Sebagai wilayah yang masih memegang teguh adat dan budaya, Pidie memiliki tradisi tersendiri dalam hal bercocok tanam, yang masih dijaga oleh masyarakat Pidie hingga saat ini, yakni adat meugoe. Adat meugoe  merupakan bentuk keteraturan sosial yang mengatur tata cara bercocok tanam padi di sawah,  mengatur pola hubungan sesama petani di sawah, mengatur pola pengaliran dari sawah seseorang ke sawah orang lain, serta mengatur sanksi adat bagi pelanggar dalam lingkungan persawahan. 


Peran Keujruen Blang


Foto : Petani sedang menabur pupuk di sawah

Para petani di Pidie, ketika hendak meugoe (turun sawah), maka mereka terlebih dahulu menunggu instruksi dari keujruen blang, yang mana keujruen blang ini merupakan orang yang sangat paham tentang duduk perkara perihal meugoe dan blang. Dengan demikian, posisi keujruen blang  adalah posisi yang ditempati oleh meusoe-soe ureueng, yang dalam arti lain, tidak diduduki oleh sembarang orang.

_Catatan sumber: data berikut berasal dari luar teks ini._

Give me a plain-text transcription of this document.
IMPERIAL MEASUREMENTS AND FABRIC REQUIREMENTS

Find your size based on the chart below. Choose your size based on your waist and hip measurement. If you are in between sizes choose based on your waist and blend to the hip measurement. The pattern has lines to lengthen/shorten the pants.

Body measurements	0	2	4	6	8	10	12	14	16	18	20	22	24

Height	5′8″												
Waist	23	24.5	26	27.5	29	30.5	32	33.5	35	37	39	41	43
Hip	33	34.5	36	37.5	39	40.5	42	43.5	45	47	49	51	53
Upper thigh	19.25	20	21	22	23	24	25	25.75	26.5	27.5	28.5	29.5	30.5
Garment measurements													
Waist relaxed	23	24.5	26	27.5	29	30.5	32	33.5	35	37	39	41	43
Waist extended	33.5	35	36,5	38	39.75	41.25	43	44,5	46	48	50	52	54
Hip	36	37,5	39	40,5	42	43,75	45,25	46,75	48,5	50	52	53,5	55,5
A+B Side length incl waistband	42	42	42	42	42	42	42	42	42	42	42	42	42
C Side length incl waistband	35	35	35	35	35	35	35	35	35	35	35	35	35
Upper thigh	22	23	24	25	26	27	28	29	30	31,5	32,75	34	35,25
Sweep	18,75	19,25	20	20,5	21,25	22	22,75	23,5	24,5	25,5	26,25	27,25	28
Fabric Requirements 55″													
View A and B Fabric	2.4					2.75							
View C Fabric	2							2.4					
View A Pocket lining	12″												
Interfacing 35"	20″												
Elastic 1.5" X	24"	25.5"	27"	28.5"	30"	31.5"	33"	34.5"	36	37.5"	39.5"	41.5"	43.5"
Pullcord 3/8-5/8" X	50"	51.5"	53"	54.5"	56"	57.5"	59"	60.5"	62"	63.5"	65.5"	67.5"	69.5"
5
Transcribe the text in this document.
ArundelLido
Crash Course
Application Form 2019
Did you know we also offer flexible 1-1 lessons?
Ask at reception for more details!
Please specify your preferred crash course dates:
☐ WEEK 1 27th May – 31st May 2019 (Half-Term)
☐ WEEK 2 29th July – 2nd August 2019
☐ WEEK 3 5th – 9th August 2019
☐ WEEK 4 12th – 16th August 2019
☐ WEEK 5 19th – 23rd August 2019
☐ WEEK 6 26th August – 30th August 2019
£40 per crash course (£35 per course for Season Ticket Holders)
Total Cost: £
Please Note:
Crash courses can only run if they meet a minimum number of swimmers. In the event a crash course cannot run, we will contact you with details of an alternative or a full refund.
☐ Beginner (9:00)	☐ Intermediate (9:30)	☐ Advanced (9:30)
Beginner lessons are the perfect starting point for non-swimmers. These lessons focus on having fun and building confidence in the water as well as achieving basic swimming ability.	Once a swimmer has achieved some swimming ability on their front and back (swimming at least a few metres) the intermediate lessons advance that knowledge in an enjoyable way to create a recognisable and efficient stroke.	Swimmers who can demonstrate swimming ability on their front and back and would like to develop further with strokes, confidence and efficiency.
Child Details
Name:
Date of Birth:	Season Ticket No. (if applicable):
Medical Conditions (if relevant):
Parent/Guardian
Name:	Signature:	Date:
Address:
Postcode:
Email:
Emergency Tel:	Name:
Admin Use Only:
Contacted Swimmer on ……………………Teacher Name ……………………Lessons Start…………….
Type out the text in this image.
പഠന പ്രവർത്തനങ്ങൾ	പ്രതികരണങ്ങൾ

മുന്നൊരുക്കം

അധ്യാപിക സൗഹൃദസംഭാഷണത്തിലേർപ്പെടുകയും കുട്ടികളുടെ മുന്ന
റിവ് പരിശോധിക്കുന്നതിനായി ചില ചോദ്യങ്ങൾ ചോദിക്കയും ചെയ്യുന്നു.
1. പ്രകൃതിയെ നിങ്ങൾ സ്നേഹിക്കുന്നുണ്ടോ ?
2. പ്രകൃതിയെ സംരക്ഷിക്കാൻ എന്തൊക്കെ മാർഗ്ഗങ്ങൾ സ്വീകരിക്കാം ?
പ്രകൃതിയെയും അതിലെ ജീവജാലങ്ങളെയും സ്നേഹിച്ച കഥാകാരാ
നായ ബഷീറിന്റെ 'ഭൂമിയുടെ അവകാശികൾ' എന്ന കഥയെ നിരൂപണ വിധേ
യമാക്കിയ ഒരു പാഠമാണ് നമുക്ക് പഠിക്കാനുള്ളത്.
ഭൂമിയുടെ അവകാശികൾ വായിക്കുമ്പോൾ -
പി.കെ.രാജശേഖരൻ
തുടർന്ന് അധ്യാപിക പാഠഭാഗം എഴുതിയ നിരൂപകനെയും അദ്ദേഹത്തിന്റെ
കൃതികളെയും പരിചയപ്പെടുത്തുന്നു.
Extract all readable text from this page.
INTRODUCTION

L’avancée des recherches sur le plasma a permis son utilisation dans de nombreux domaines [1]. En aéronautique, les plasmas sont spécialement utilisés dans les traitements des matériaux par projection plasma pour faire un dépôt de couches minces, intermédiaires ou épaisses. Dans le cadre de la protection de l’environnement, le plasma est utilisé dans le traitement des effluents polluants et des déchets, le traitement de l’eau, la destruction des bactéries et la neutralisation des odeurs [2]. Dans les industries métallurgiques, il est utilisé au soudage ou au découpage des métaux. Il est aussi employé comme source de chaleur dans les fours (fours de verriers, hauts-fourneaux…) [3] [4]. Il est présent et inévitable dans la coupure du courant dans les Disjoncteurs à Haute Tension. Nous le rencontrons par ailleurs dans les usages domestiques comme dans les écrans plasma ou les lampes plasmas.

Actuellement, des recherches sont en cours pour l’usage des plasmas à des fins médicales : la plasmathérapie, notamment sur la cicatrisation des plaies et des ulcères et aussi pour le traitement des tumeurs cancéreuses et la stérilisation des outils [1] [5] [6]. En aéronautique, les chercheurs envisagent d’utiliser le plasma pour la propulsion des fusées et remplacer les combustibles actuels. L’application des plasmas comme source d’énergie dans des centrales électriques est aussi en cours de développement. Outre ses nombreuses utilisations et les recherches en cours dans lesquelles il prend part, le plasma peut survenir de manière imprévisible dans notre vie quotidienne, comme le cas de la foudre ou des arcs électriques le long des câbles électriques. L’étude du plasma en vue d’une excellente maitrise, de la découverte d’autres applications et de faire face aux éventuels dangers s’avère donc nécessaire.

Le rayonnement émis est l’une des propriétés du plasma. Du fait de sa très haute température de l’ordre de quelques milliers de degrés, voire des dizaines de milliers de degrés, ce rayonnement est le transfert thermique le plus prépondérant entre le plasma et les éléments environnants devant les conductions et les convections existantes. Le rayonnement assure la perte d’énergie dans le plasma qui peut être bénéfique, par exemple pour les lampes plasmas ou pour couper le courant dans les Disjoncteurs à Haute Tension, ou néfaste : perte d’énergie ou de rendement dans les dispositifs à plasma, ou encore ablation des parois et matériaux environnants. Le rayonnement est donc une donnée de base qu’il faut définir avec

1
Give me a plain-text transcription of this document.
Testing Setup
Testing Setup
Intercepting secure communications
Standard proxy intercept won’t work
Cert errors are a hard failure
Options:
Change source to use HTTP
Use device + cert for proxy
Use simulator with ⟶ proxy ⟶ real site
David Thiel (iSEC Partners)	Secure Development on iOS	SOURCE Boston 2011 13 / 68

Sedikit mengulas tentang cara kerja Kejruen blang. Keujruen Blang sebelum memberi perintah (red;amaran) untuk turun sawah kepada masyarakat, maka lazimnya sudah terlebih dahulu bermusyawarah dengan orang yang disebut Malem yang dipercaya paham akan kondisi cuaca dan memiliki insting baik untuk waktu ideal turun ke sawah.


Adalah sebuah pantangan dan dikatakan hana roih (red; pamali) bila tidak mengindahkan pola keteraturan yang sudah menjadi warisan sosial di bidang meugoe ini. Barang siapa yang melangkahi intruksi keujruen blang dalam aktivitas meugoe, diyakini oleh orang Pidie akan berakibat pada gagal atau tidak maksimalnya hasil panen nantinya.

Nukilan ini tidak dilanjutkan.